The former American solicitor-general and judge Robert Bork described the problem thus in his 2002 book, Coercing Virtue:
"Imagine, if you can, a Supreme Court that has gained the power to choose its own members, […] set aside legislation and executive action when there were disagreements about policy, altered the meaning of enacted law, forbidden government action at certain times, ordered government action at other times, and claimed and exercised the authority to override national defense measures.
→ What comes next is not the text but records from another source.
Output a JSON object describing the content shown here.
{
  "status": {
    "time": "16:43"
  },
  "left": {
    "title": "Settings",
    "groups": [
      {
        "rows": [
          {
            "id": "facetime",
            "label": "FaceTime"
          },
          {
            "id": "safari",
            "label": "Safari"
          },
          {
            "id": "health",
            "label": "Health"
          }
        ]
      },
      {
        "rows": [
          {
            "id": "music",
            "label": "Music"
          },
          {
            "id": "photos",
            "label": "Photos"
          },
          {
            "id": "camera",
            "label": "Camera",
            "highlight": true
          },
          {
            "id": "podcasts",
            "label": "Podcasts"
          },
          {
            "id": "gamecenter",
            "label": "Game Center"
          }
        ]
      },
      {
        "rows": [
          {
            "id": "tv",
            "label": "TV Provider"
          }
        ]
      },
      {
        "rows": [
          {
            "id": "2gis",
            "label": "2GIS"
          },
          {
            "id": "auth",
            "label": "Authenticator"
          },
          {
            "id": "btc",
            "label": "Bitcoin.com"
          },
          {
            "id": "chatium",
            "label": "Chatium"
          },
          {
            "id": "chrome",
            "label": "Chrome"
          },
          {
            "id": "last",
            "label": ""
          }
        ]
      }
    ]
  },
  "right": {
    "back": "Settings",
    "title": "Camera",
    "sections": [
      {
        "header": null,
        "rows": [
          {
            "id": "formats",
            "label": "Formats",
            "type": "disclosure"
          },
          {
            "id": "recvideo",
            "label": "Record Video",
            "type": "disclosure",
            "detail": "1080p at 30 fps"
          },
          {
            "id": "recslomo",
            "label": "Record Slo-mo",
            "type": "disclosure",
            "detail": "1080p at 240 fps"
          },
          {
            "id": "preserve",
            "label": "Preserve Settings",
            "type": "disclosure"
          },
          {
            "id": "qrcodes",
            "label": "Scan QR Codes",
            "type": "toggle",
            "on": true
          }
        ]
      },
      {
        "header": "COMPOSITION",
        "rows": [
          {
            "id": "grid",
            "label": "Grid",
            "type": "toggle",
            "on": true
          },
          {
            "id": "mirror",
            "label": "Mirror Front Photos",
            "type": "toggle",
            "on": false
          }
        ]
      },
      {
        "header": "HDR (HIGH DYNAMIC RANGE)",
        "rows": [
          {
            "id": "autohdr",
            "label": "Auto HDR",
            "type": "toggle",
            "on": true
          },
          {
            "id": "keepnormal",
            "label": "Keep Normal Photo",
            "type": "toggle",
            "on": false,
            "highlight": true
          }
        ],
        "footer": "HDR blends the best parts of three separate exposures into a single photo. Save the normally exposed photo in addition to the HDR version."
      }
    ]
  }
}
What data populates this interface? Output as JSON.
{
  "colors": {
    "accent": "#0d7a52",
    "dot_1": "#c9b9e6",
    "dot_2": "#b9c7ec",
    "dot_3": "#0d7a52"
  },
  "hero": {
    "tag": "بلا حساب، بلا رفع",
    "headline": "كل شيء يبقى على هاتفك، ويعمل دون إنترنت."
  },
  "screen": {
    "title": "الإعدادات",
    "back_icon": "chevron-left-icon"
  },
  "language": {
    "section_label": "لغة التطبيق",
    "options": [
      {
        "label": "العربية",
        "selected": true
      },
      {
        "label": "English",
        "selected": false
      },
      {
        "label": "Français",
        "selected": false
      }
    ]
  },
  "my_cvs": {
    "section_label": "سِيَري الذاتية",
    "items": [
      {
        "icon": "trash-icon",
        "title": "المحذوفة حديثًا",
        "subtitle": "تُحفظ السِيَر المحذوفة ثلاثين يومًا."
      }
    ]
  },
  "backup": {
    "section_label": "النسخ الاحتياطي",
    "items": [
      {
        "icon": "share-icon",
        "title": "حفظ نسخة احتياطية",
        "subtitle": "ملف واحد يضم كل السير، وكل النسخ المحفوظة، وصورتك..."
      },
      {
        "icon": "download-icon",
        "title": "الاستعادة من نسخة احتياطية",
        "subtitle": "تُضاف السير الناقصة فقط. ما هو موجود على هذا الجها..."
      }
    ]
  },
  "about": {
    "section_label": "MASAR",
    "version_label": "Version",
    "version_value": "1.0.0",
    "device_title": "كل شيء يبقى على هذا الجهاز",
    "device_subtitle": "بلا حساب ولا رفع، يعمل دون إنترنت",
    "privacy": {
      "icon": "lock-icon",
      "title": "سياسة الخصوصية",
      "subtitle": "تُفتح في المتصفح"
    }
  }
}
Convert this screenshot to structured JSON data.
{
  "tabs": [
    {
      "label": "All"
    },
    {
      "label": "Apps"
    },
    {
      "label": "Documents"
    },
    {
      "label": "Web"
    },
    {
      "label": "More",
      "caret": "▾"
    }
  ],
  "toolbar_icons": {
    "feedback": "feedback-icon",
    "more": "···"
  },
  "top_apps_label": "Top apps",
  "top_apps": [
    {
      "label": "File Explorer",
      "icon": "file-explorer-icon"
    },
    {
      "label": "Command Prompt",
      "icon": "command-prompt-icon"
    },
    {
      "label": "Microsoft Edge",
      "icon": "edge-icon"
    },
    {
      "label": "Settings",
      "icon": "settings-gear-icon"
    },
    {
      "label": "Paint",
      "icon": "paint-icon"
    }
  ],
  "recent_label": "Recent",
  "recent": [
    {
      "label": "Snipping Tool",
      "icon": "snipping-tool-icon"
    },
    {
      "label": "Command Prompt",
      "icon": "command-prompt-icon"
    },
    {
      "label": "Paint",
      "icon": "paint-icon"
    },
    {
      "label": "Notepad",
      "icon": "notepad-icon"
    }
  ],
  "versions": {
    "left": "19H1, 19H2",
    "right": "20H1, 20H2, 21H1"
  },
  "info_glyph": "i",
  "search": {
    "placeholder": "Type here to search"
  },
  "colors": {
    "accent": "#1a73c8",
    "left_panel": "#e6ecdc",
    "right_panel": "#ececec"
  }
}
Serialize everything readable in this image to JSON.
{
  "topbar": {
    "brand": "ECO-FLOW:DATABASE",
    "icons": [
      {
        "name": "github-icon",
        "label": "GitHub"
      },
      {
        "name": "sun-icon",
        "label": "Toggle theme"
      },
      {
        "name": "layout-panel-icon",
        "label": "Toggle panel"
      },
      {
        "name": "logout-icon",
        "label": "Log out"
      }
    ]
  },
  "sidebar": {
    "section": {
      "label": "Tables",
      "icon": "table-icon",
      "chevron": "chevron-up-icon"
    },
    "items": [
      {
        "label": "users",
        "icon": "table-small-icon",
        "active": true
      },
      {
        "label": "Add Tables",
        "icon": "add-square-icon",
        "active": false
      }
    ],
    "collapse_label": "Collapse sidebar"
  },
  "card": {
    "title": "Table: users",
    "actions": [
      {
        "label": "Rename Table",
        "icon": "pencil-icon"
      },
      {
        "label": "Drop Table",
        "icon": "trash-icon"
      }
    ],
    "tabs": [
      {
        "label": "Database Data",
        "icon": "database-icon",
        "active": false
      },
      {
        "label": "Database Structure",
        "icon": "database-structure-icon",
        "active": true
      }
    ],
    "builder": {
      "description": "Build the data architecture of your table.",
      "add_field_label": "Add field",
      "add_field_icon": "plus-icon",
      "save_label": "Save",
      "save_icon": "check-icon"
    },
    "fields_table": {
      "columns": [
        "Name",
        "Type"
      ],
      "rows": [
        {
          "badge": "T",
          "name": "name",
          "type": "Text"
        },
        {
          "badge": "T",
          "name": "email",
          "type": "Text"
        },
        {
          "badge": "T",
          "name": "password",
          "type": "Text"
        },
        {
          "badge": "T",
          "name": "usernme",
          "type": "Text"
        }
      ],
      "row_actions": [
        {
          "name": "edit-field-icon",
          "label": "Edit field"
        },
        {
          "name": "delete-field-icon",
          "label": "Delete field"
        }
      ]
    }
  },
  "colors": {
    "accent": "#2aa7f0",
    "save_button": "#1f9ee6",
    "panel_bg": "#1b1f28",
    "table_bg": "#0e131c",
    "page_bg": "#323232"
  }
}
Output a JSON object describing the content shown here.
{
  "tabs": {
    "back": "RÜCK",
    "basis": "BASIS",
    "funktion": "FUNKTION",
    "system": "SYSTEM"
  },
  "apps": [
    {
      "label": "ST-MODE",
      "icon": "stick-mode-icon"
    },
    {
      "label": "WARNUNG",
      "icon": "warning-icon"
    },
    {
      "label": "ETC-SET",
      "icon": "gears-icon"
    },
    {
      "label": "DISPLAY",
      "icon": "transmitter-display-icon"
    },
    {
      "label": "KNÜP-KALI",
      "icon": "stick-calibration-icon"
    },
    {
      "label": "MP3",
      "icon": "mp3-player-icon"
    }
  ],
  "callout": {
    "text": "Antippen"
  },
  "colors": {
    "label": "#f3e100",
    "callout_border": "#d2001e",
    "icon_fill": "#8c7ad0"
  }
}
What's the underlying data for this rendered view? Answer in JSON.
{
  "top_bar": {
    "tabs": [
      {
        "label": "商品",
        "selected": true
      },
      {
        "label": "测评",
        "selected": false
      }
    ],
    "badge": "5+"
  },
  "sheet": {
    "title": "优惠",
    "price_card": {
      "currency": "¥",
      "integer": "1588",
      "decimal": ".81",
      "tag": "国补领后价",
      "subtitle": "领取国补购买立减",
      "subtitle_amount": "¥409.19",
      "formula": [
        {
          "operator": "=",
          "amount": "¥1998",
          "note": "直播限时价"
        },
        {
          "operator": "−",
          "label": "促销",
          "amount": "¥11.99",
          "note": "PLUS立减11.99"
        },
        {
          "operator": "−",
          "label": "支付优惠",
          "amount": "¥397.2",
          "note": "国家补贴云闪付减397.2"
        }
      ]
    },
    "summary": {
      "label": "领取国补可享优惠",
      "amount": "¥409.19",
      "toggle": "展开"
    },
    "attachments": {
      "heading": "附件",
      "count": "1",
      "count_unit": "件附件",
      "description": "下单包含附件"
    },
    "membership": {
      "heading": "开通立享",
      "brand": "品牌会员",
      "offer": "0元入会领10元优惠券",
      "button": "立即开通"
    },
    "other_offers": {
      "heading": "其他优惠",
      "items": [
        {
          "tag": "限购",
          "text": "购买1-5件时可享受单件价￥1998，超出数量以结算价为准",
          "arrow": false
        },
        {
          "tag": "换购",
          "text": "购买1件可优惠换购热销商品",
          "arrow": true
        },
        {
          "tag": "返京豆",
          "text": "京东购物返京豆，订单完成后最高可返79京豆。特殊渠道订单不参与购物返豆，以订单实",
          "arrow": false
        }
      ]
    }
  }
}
Imagine a Supreme Court that has created a body of constitutional law despite the absence of an actual constitution.… No act of imagination is required: Israel's Supreme Court has done them all."
Lest you dismiss Bork's words as mere hyperbole, let's remind ourselves of the history of Israel's so-called constitutional revolution.
Prior to the Knesset's passing of the Human Dignity and Liberty Basic Law in 1992, Israel followed the British system of parliamentary supremacy.
With no written constitution, Israel's Supreme Court was unauthorised to strike down legislation.
In 1995, Israel's politicians were surprised to discover that a "constitutional revolution" has occurred.
Based on the laconic and minimal Basic Law (Israel's quasi-constitutional supreme laws), Israel's Supreme Court declared that it now had the power to void laws.
The revolution hasn't stopped there.
In 1995, the justices claimed that they were merely implementing the Basic Laws.
In recent years, the justices have begun to claim that they themselves are above the Basic Laws and may be authorised to strike down constitutional amendments based on amorphous "fundamental values".
Anybody who knows the aftermath of India's "basic structure" doctrine understands that such extreme judicial overreach is a recipe for a constitutional crisis.
Israel's supreme court and legal institution is uniquely powerful when compared with other democratic countries.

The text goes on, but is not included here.